Commanders and leaders
- Sir Adam Gordon: Black Arthur Forbes

= Battle of Tillieangus =

1571 battle

The Battle of Tillieangus was fought on 10 October 1571 between the Clan Gordon and the Clan Forbes near White Hill of Tillyangus, Aberdeenshire, Scotland. It was part of the Marian civil war in which the Gordons supported Mary, Queen of Scots and the Forbeses supported her son, James VI of Scotland.

==Battle==
On 10 October 1571, a force of Catholic Gordons, under the command of Sir Adam Gordon, was on its way to gain the Suie Road to Edinburgh, to join George Gordon, the Earl of Huntly. They were opposed by a force of Protestant Forbes under the command of "Black Arthur" Forbes, the 6th Lord Forbes's youngest son. The forces met near the White Hill of Tillyangus, where the Gordons were victorious. Black Arthur Forbes was killed. Legend has it that "he stooped down to quench his thirst and one of the Gordons gave him his death blow through an open joint in his armour". On the Gordon side, John Gordon of Buckie was killed.

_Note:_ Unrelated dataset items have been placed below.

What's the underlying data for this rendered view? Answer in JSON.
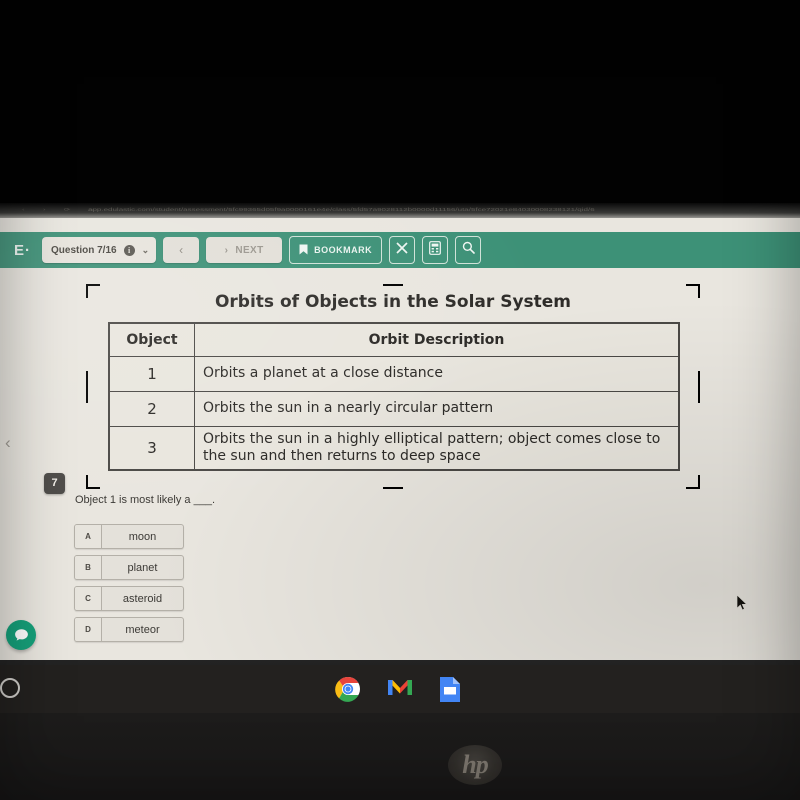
{
  "browser": {
    "url": "app.edulastic.com/student/assessment/5fc99365d05f9a0000161e4e/class/5fd57a9028112b0000d11156/uta/5fce72021e84030008238121/qid/6",
    "url_icons": "‹ › ⟳ ⌂"
  },
  "toolbar": {
    "brand": "E·",
    "question_counter": "Question 7/16",
    "info_icon": "i",
    "chevron_icon": "⌄",
    "prev_label": "‹",
    "next_arrow": "›",
    "next_label": "NEXT",
    "bookmark_icon": "🔖",
    "bookmark_label": "BOOKMARK",
    "eliminate_icon": "✕",
    "calculator_icon": "calculator",
    "search_icon": "🔍"
  },
  "rail": {
    "collapse_chevron": "‹",
    "question_number": "7"
  },
  "stimulus": {
    "title": "Orbits of Objects in the Solar System",
    "columns": [
      "Object",
      "Orbit Description"
    ],
    "rows": [
      {
        "object": "1",
        "description": "Orbits a planet at a close distance"
      },
      {
        "object": "2",
        "description": "Orbits the sun in a nearly circular pattern"
      },
      {
        "object": "3",
        "description": "Orbits the sun in a highly elliptical pattern; object comes close to the sun and then returns to deep space"
      }
    ]
  },
  "question": {
    "prompt": "Object 1 is most likely a ___.",
    "choices": [
      {
        "letter": "A",
        "label": "moon"
      },
      {
        "letter": "B",
        "label": "planet"
      },
      {
        "letter": "C",
        "label": "asteroid"
      },
      {
        "letter": "D",
        "label": "meteor"
      }
    ]
  },
  "help": {
    "icon": "chat-bubble"
  },
  "shelf": {
    "launcher": "○",
    "apps": [
      {
        "name": "chrome",
        "label": "Chrome"
      },
      {
        "name": "gmail",
        "label": "M"
      },
      {
        "name": "slides",
        "label": "Slides"
      }
    ]
  },
  "device": {
    "brand": "hp"
  },
  "colors": {
    "toolbar_teal": "#3d9177",
    "page_bg": "#e9e6df",
    "badge_dark": "#4c4a47",
    "help_green": "#16a07a",
    "table_border": "#4a4845"
  }
}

The battle was mentioned in a letter of the Bishop of Galloway to the Earl of Shrewsbury of 16 November 1571. He mentions the death of 36 gentlemen of the name of Forbes with Lord Forbes's brother, and 100 prisoners taken including a younger son of Lord Forbes.

==Archaeology==

In about 1800 a large quantity of human bones were found at the site of what are traditionally the burial cairns of the Battle of Tillieangus.